B-Pose: Bayesian Deep Network for Camera 6-DoF Pose Estimation from RGB Images

Published in IEEE Robotics and Automation Letters, 2023

Paper Code

Camera pose estimation has long relied on geometry-based approaches and sparse 2D-3D keypoint correspondences. With the advent of deep learning methods, the estimation of camera pose parameters, i.e., the six parameters that describe position and rotation denoted by 6 Degrees of Freedom (6-DoF), has decreased from tens of meters to a few centimeters in median error for indoor applications. For outdoor applications, errors can be quite large and highly dependent on the variations in occlusion, contrast, brightness, repetitive structures, or blur introduced by camera motion.
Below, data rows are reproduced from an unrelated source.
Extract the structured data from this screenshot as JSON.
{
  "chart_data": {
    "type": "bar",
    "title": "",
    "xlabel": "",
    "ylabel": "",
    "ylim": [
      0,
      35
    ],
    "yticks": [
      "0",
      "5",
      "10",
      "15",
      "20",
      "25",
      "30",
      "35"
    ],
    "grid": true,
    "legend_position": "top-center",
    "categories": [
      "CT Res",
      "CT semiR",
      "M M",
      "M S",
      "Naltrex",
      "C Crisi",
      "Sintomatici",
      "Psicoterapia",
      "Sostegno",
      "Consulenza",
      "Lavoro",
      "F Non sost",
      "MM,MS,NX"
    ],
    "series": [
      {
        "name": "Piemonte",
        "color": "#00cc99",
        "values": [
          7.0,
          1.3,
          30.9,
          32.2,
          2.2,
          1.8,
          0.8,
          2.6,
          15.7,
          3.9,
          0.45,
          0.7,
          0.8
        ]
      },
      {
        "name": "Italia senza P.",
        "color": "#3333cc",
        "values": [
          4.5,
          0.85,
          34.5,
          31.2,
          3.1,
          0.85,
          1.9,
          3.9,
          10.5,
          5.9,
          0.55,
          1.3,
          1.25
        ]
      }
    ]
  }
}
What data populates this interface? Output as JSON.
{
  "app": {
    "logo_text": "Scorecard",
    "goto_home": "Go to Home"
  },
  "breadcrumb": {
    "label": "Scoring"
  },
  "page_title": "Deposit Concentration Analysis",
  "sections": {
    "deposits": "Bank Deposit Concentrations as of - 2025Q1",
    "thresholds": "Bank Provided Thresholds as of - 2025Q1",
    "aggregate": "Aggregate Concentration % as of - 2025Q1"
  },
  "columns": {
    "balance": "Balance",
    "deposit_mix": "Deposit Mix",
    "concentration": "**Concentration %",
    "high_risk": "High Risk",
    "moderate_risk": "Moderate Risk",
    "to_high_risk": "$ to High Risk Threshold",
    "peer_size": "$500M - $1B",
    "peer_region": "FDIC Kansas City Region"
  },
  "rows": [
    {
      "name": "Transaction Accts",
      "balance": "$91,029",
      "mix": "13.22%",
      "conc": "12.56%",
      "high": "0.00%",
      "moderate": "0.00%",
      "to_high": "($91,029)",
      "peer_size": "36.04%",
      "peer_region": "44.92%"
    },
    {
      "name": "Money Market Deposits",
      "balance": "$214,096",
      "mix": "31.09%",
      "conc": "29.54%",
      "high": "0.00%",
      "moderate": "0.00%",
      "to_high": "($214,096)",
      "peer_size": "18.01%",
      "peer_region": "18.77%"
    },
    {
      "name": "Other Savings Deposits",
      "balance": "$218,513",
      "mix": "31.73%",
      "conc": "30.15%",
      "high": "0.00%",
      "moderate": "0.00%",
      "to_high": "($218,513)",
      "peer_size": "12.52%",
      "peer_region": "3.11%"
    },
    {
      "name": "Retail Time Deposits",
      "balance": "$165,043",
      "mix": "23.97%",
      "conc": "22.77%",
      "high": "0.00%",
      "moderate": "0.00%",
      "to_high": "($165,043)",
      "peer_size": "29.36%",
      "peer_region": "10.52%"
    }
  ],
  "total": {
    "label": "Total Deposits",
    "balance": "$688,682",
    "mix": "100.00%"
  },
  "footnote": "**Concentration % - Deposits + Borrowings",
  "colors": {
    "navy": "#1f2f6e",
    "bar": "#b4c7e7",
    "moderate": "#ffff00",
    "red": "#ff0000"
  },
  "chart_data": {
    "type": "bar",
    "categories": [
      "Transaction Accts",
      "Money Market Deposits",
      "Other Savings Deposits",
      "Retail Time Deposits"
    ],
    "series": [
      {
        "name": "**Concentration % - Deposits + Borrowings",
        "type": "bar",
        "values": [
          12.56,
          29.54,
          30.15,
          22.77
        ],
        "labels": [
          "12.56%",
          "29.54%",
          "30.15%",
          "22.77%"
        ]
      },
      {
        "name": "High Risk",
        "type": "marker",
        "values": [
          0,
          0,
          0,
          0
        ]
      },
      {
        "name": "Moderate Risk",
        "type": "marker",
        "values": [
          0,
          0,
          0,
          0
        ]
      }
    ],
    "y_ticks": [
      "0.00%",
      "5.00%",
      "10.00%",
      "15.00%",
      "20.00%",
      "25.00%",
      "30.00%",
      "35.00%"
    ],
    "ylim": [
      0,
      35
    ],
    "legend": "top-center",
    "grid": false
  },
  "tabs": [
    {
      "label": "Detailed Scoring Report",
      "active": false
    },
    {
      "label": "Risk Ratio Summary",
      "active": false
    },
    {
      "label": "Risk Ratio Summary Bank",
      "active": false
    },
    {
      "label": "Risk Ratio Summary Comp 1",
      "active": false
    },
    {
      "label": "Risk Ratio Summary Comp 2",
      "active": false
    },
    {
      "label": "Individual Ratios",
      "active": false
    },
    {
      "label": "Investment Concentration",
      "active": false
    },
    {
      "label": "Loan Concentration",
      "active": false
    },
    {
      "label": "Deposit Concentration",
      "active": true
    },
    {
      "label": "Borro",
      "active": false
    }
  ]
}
To address these limitations, we introduce, B-Pose, a Bayesian Convolutional deep network capable of not only automatically estimating the camera’s pose parameters from a single RGB image but also provides a measure of uncertainty in the parameter estimation. Reported experiments on outdoor and indoor datasets demonstrate that B-Pose outperforms SOTA techniques and generalizes better to unseen RGB images. A strong correlation is shown between the prediction error and the model’s uncertainty, indicating that the prediction is almost always incorrect whenever the model’s uncertainty is high.